Lili Koerber

from Wikipedia, the free encyclopedia

Lili Körber (pseudonyms Agnes Muth , Silvia Broeck ) (born February 25, 1897 in Moscow , † October 11, 1982 in New York City ) was an Austrian writer of Jewish denomination.

Life

Lili Körber was born as the daughter of Ignaz Körber (1864–1944) , an Austrian import merchant from Tarnow , Galicia , and his Polish wife in Moscow, where her parents had settled in 1882. She grew up with two younger sisters, Margarethe (* 1899) and Nina (* 1903) in affluent circumstances. Her father was imprisoned as a foreigner in Russia at the beginning of the First World War . After his release, the family had to leave the country in 1915 and moved to Vienna (via Berlin ) . Lili Körber graduated from high school in Zurich with the Matura . She received her doctorate in 1925 with a dissertation on the poetry of Franz Werfels as Dr. phil. at the University of Frankfurt am Main .

Viennese years

After completing her studies, she returned to Vienna, where, apart from the trips undertaken during this period, she mostly stayed until she emigrated in 1938. From 1927 she worked there as a journalist for the Arbeiter-Zeitung , and in 1929/30 also for the Wiener Rote Fahne . A trip to Russia, which she began in 1930, extended her to a stay of almost a year, during which she worked for a few weeks as an unskilled worker in the Putilov works in Leningrad . Her "diary novel " A woman experiences everyday red life , which was published by Rowohlt Verlag in 1932 and was a sales success, processed her experiences there. In January 1933 she visited Berlin and, under the impression of the approaching rule of the National Socialists, wrote the novel A Jewess Experienced the New Germany , which tragically ends with the suicide of a Jewish woman living in mixed marriage . The book first appeared in Vienna in 1934, but was banned there because of blasphemy . In 1933 she became a member of the Association of Socialist Writers in Vienna . In 1935 she traveled to China and Japan.

exile

On March 19, 1938, shortly after the “ Anschluss ” of Austria, she emigrated to France - with a brief stopover in Zurich . In 1941, with the support of the Emergency Rescue Committee , she and her partner Erich Grave, who had previously been interned in a French camp, came to the USA via Spain and Lisbon. There she worked as a nurse, among other things. While in exile in America, she wrote the novel An American in Russia , in which she addresses her experiences with Stalinism . Her autobiographical novel Call me nurse remained unpublished.

Lili Körber died at the age of 85 on October 11, 1982 in New York, where she had lived since her arrival on June 23, 1941.

Journalistic activity

She appeared as a narrator, poet and freelancer for various magazines, including Die Neue Weltbühne in Prague, Gavroche in Paris, the Staatszeitung and Herold in New York, and The Other Germany in Buenos Aires. She published articles both in the Pariser Tageblatt (PTB), which was founded in Paris in 1933 by the Russian émigré and advertisement publisher Wladimir Poliakov ( Publité Metzl , previously the Moscow Advertisement Expedition Metzl ) for German-speaking exiles, and in the successor to the Pariser Tageszeitung (PTZ) in the Viennese years, as well as in the first months of their exile in France. The newspaper had to stop its publication after the outbreak of war in 1939.

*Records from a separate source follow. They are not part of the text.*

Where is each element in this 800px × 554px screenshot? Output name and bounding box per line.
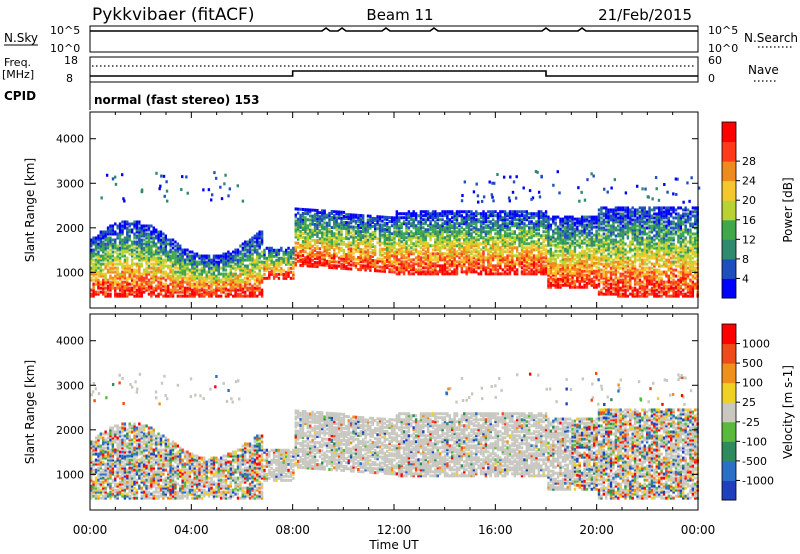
freq-panel: Freq. [MHz] 18 8 60 0 Nave (2, 54, 779, 85)
x-tick-label: 08:00 (275, 523, 310, 537)
freq-tick-bottom: 8 (66, 72, 73, 85)
nave-label: Nave (748, 63, 779, 77)
y-tick-label: 1000 (56, 266, 84, 279)
colorbar-label: Power [dB] (781, 177, 795, 242)
velocity-y-ticks: 1000 2000 3000 4000 (56, 335, 698, 481)
y-tick-label: 3000 (56, 177, 84, 190)
colorbar-segment (722, 258, 736, 279)
y-tick-label: 3000 (56, 379, 84, 392)
x-tick-label: 12:00 (377, 523, 412, 537)
velocity-cells (90, 371, 699, 500)
x-tick-labels: 00:00 04:00 08:00 12:00 16:00 20:00 00:00 (73, 523, 716, 537)
colorbar-segment (722, 180, 736, 201)
freq-unit-label: [MHz] (2, 68, 34, 81)
freq-tick-top: 18 (64, 54, 78, 67)
colorbar-segment (722, 219, 736, 240)
cpid-label: CPID (4, 89, 36, 103)
colorbar-segment (722, 161, 736, 182)
colorbar-tick-label: 28 (742, 155, 756, 168)
nsky-panel: N.Sky 10^5 10^0 10^5 10^0 N.Search (4, 24, 798, 55)
nave-tick-bottom: 0 (708, 72, 715, 85)
colorbar-label: Velocity [m s-1] (781, 365, 795, 459)
nsearch-tick-bottom: 10^0 (708, 42, 738, 55)
colorbar-segment (722, 382, 736, 403)
power-y-ticks: 1000 2000 3000 4000 (56, 133, 698, 279)
station-title: Pykkvibaer (fitACF) (92, 5, 254, 25)
colorbar-tick-label: 4 (742, 272, 749, 285)
colorbar-tick-label: 16 (742, 214, 756, 227)
colorbar-segment (722, 402, 736, 423)
beam-title: Beam 11 (366, 6, 433, 24)
nave-tick-top: 60 (708, 54, 722, 67)
colorbar-segment (722, 421, 736, 442)
date-title: 21/Feb/2015 (598, 6, 692, 24)
colorbar-segment (722, 200, 736, 221)
nsky-tick-bottom: 10^0 (50, 42, 80, 55)
nsky-label: N.Sky (4, 31, 38, 45)
colorbar-tick-label: -100 (742, 435, 767, 448)
velocity-panel: 1000 2000 3000 4000 Slant Range [km] (23, 313, 699, 511)
colorbar-segment (722, 460, 736, 481)
x-axis-label: Time UT (368, 538, 419, 552)
x-tick-label: 00:00 (73, 523, 108, 537)
y-tick-label: 4000 (56, 335, 84, 348)
cpid-panel: CPID normal (fast stereo) 153 (4, 82, 260, 110)
nsearch-tick-top: 10^5 (708, 24, 738, 37)
colorbar-segment (722, 324, 736, 345)
colorbar-tick-label: 20 (742, 194, 756, 207)
colorbar-tick-label: -500 (742, 455, 767, 468)
x-tick-label: 16:00 (478, 523, 513, 537)
colorbar-segment (722, 122, 736, 143)
x-tick-label: 00:00 (681, 523, 716, 537)
colorbar-tick-label: 25 (742, 396, 756, 409)
velocity-x-ticks (89, 314, 699, 510)
velocity-y-label: Slant Range [km] (23, 360, 37, 464)
colorbar-segment (722, 278, 736, 299)
nsearch-label: N.Search (744, 31, 798, 45)
y-tick-label: 4000 (56, 133, 84, 146)
power-colorbar: 4 8 12 16 20 24 28 Power [dB] (721, 121, 795, 299)
colorbar-segment (722, 363, 736, 384)
colorbar-tick-label: 100 (742, 377, 763, 390)
colorbar-tick-label: 24 (742, 175, 756, 188)
y-tick-label: 2000 (56, 424, 84, 437)
cpid-value: normal (fast stereo) 153 (94, 93, 260, 107)
colorbar-tick-label: -25 (742, 416, 760, 429)
colorbar-segment (722, 141, 736, 162)
y-tick-label: 1000 (56, 468, 84, 481)
colorbar-tick-label: 1000 (742, 338, 770, 351)
velocity-colorbar: 1000 500 100 25 -25 -100 -500 -1000 Velocity [m … (721, 323, 795, 501)
x-tick-label: 20:00 (579, 523, 614, 537)
colorbar-segment (722, 239, 736, 260)
y-tick-label: 2000 (56, 222, 84, 235)
nsky-tick-top: 10^5 (50, 24, 80, 37)
freq-label: Freq. (4, 56, 31, 69)
x-tick-label: 04:00 (174, 523, 209, 537)
freq-trace (90, 70, 698, 77)
nsky-trace (90, 27, 698, 32)
colorbar-tick-label: 8 (742, 253, 749, 266)
colorbar-segment (722, 480, 736, 501)
colorbar-segment (722, 343, 736, 364)
colorbar-tick-label: 12 (742, 233, 756, 246)
colorbar-tick-label: 500 (742, 357, 763, 370)
power-x-ticks (89, 112, 699, 308)
colorbar-tick-label: -1000 (742, 474, 774, 487)
power-cells (90, 170, 701, 298)
colorbar-segment (722, 441, 736, 462)
power-y-label: Slant Range [km] (23, 158, 37, 262)
power-panel: 1000 2000 3000 4000 Slant Range [km] (23, 111, 701, 309)
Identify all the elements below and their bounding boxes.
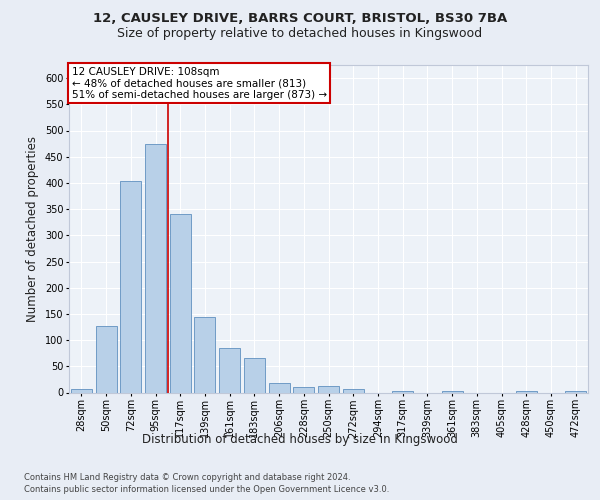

Her literary estate is now in the exile archive of the German National Library .

Works

  • The lyric poetry of Franz Werfels. Dissertation. Frankfurt 1925.
  • A woman experiences the red everyday life. A diary novel from the Putilov works, 1932.
  • A Jewish woman experiences the new Germany. Novel. Zurich 1934.
  • Encounters in the Far East. Budapest 1936.
  • Sato-san, a Japanese hero. Satyrical time novel. 1936
  • An American in Russia. Roman 1942 In: Deutsche Volkszeitung. New York.
  • The marriage of Ruth Gompertz. Novel 1984.

Individual evidence

  1. Lemke, 1999, p. 167
  2. Lemke, 1999, pp. 24-26
  3. a b c Walter Fähnders: Lili Körber , 2016 in the project Epoch Profile 20s ( online ).
  4. Lemke, 1999, p. 102f.
  5. Lemke, 1999, p. 159
  6. Lemke, 1999, p. 25 u. 167.

literature

  • Ute Lemke: Lili Körber: from Moscow to Vienna. An Austrian author in the turmoil of time (1915–1938). Carl Böschen Verlag, Siegen 1999, ISBN 3-932212-15-0 .
  • Walter Fähnders: "Red everyday life" - Lili Körber's views of Soviet Russia in 1932 and 1942. In: Archives for the history of resistance and work. No. 18, 2008, ISBN 978-3-88663-418-7 , pp. 423-460.